第38話 すんなりOK

 次の日の朝いちばん――


『すごい完成度。お見事。ありがとう』


 山田の素直な驚きと感謝のメールが返ってきた。


(やった!!誉め言葉だけのときは『罠』の可能性が高いけど、『感謝』の言葉があるときは素直にうまくできたという合図なのよね)

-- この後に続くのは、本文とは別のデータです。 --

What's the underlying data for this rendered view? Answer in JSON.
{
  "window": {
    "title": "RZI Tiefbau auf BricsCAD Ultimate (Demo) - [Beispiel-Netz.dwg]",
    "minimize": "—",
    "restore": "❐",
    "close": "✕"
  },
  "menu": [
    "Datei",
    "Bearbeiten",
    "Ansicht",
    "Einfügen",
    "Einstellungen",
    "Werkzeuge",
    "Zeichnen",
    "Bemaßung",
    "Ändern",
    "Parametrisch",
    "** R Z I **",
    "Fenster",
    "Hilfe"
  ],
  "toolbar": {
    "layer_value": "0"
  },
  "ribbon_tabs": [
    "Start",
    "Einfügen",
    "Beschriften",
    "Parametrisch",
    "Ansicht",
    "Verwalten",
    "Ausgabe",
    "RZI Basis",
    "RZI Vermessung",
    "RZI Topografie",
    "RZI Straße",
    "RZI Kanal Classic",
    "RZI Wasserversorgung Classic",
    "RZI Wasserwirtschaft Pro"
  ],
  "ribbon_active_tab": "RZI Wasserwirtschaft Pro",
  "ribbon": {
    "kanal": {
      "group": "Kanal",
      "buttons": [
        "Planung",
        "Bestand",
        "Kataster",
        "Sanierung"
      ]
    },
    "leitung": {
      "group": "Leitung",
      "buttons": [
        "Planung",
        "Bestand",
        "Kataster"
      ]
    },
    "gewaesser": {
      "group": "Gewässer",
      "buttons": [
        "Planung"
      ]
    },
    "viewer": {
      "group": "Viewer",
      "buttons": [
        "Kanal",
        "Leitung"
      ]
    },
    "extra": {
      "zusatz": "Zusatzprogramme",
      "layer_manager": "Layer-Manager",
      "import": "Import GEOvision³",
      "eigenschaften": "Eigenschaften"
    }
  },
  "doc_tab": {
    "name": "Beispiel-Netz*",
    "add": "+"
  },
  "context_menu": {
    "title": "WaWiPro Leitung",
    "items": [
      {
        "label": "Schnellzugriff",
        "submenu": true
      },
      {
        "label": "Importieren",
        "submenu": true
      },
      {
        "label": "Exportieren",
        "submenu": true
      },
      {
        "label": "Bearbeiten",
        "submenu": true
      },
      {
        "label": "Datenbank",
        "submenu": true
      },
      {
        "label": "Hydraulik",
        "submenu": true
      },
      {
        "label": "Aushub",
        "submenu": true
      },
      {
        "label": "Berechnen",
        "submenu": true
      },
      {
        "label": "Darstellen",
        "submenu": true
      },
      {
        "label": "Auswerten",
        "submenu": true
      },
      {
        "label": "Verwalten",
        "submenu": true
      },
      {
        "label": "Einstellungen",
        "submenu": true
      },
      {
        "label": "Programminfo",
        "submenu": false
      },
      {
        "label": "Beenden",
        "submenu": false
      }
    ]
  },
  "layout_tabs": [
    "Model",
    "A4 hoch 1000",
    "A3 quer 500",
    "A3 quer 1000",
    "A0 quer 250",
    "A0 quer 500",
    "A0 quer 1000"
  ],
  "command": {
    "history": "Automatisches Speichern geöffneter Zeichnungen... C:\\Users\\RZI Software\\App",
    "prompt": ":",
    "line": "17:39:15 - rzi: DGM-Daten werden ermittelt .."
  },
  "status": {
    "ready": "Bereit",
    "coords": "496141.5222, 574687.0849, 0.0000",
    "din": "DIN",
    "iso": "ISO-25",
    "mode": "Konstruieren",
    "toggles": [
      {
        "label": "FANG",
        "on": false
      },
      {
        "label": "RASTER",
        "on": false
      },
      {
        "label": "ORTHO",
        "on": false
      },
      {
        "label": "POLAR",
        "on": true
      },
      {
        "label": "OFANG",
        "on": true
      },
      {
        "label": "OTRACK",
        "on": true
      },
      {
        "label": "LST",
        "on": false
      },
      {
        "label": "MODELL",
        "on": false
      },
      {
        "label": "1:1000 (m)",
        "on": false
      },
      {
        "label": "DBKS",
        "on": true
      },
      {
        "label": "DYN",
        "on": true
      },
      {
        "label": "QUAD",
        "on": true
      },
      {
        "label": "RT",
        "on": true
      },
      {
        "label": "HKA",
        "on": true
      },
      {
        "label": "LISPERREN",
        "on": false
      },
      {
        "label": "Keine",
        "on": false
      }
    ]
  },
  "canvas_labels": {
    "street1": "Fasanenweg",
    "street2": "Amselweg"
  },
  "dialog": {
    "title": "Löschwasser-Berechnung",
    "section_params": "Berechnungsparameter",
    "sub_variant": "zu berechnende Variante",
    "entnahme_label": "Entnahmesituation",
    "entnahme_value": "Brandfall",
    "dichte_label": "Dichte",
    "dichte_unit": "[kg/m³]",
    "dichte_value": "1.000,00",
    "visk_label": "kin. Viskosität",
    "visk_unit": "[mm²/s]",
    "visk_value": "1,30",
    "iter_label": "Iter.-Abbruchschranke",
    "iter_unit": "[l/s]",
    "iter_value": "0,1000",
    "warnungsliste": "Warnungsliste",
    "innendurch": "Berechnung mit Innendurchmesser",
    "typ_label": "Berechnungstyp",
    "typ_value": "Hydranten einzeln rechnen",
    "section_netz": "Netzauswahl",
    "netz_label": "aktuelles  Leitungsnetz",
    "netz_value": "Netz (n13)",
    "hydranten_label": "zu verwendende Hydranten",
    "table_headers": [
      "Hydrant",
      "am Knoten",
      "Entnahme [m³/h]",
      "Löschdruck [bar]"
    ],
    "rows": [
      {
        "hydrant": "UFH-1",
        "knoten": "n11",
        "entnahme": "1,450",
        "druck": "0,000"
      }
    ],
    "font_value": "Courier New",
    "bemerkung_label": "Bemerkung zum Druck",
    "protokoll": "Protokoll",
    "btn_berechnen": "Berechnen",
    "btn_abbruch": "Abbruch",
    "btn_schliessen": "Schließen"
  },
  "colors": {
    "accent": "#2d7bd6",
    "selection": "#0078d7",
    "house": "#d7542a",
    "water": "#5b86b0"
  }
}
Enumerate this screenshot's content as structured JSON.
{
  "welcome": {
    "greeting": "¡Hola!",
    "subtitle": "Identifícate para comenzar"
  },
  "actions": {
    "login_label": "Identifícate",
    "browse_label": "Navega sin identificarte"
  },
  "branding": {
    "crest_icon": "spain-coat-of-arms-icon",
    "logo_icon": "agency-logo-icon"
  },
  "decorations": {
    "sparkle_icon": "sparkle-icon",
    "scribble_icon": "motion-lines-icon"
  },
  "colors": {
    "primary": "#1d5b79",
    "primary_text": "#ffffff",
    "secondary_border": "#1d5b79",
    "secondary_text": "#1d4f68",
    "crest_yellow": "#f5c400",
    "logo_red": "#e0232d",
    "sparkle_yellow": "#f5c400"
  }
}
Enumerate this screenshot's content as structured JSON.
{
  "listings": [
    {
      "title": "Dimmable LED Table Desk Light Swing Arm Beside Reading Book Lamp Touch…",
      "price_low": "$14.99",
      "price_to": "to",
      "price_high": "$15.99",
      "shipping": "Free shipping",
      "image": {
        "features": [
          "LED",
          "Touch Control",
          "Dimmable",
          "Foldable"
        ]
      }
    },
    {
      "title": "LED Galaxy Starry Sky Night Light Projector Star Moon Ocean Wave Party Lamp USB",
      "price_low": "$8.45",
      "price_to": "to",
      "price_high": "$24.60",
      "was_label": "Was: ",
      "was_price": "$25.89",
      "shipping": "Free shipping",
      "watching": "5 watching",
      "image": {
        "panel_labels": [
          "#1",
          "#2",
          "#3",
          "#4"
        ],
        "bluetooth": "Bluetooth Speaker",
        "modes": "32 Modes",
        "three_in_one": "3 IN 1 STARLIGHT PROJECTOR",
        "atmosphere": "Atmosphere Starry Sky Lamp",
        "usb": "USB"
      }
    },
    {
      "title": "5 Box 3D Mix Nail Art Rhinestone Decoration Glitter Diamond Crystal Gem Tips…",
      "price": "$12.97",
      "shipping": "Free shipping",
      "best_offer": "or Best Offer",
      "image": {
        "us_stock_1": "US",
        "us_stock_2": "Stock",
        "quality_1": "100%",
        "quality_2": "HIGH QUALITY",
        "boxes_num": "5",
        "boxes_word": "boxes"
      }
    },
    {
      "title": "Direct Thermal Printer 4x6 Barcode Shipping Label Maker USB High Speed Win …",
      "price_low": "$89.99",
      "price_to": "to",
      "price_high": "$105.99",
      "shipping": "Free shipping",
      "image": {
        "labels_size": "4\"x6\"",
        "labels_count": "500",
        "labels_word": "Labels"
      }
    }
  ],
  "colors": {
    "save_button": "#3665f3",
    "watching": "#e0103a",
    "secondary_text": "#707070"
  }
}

 真奈美は自分の席で小さな両手ガッツポーズを決めた。


 そしてメールに添付されたファイルを確認する。

 語句や表現の修正がいくつか指摘されていたが、大きな修正はなかった。

 ひとつだけ、ページ追加のアドバイスがあった。


『MA推進部として、今回のプロジェクトに対してどのようにとらえているか、そして留意点などをまとめたページを1枚あると説明しやすいと思うよ』


 そしてページ追加修正も完了。あとは明日に向けて資料を印刷しておくだけだ。


 真奈美がコピー機で印刷しながらホッチキス止めを始めると、中野がてくてくと近づいてきた。


「酒井さん、手伝いますよ」

「あ、ありがとう」


(本当によく気が利くいい娘だわ)


 そして、中野がぼそっと言った。


「酒井さん、資料すんなりOK出たんですね。すごいです」

「ん?」

「山田チーフって、ニコニコしているけど結構資料チェックがシビアで、いつもみんな修正ひーひー言っているんですよ」

「え、そうなの?」


 今回は及第点ということで、真奈美はほっと胸をなでおろした。